Write a program in Visual Studio; Dryad(LINQ) takes care of shipping it to the cluster, fault tolerance, etc.
Wrestling with the implementation of GroupBy-Aggregate. GroupBy takes a sequence of objects with some kind of key, and groups them together by key. Similar to MapReduce.
Naïve execution plan splits map and reduce into two phases, with an all-to-all data exchange between them. However, applying the reduce after this exchange results in a large amount of network I/O.
A better idea is to do early partial aggregation: use an aggregation tree to achieve this. Reduces the disk and network I/O by up to one or two orders of magnitude.
Want to automate this optimization. Programmer writes the obvious code and the system takes care of the rest.
Notion of decomposable functions is key to this. Need an initial reducer that is commutative, and a combiner that is commutative and associative.

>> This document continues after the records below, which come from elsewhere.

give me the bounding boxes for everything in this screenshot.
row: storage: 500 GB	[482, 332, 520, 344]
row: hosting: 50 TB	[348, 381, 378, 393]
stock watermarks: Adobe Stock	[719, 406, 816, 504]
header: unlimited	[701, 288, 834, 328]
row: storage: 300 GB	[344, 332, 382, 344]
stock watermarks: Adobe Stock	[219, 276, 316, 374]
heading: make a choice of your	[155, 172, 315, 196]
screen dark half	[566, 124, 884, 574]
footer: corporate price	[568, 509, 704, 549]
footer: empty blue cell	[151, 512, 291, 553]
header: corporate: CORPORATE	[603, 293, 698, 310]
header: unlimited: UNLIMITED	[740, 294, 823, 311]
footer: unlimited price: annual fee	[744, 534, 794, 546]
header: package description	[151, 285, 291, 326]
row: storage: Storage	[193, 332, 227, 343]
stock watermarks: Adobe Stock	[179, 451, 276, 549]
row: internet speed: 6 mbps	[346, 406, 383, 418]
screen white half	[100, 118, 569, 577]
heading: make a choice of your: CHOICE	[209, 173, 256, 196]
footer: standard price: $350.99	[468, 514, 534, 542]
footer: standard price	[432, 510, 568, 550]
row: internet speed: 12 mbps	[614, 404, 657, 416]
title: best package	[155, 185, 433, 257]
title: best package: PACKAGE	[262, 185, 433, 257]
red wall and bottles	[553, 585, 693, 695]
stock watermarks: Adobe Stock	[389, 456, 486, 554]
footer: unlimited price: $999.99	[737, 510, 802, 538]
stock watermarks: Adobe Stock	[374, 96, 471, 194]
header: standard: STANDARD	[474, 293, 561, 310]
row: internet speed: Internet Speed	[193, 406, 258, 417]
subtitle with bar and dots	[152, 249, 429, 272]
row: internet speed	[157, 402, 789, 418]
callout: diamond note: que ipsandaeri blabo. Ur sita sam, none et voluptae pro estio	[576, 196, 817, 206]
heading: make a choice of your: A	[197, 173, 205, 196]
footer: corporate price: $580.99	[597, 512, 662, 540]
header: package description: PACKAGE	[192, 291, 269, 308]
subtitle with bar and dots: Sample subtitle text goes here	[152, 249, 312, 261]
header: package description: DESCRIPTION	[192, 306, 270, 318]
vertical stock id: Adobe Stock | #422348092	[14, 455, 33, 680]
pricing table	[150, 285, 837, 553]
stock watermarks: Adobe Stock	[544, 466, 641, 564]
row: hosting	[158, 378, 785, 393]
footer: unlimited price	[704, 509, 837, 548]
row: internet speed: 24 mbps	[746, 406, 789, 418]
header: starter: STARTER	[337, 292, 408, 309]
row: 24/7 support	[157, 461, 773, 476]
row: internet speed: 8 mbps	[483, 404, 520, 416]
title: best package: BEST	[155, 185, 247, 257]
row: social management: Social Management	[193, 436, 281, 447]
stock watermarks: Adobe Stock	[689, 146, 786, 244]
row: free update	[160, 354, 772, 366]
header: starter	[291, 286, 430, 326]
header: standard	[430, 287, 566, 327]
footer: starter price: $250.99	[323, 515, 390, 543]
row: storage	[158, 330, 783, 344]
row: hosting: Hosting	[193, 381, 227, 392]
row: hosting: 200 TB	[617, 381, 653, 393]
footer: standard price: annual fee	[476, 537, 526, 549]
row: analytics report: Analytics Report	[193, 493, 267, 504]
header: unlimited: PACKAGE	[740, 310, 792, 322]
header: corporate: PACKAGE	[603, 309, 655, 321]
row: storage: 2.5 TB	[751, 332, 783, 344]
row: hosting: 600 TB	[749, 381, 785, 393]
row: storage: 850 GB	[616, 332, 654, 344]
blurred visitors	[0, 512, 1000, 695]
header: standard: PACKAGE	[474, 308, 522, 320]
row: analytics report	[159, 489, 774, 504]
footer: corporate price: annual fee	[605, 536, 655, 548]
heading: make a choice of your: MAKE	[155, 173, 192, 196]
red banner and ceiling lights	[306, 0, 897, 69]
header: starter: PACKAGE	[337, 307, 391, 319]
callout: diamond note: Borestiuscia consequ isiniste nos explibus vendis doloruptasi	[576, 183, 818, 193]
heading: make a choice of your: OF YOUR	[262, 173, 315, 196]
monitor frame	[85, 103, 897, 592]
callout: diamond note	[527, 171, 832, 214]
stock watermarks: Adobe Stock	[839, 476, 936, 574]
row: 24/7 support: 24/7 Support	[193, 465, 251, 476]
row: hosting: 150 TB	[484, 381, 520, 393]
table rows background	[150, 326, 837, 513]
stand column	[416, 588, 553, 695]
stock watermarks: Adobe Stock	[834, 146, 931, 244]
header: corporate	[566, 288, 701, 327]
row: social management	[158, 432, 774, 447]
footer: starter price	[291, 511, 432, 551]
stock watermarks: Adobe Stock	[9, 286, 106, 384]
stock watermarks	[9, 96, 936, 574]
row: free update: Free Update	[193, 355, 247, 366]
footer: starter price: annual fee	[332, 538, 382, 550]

How do we decompose a function? Two ways: iterator and accumulator interface. Choice can have a significant impact on performance.
How do we deal with user-defined functions? Try automatic inference, but fall-through to a good annotation mechanism. Implement simple function and annotate it with the initial reduce and combiner implementation function names.
Hadoop interface for this adds quite a lot of complexity. Java’s static typing is not preserved.
Iterator interface has to build an entire group and iterate through it. Accumulator can discard the inputs if they are not needed. Oracle uses this approach, implemented with stored procedures. Hard to link in user-defined procedures.
Automatic decomposition looks at the expression and checks whether all leaf function calls are decomposable.
Want our approach to have good data reduction, pipelining, low memory consumption and parallelisability (multicore). Define six strategies, accumulator- and iterator-based.
Iterator PartialSort approach. Idea is to keep only a fixed number of chunks in memory; processed in parallel. The bound on memory makes pipelining possible. Strategy close to MapReduce.
Accumulator FullHash approach builds an in-memory parallel hash table with one accumulator object per key. Objects are accumulated immediately. This gives optimal data reduction and memory consumption proportional to the number of keys, not records. This is the DB strategy (DB2 and Oracle).
Evaluated with three applications: WordStates, TopDocs and PageRank on a 240-machine cluster. Accumulator-based implemen—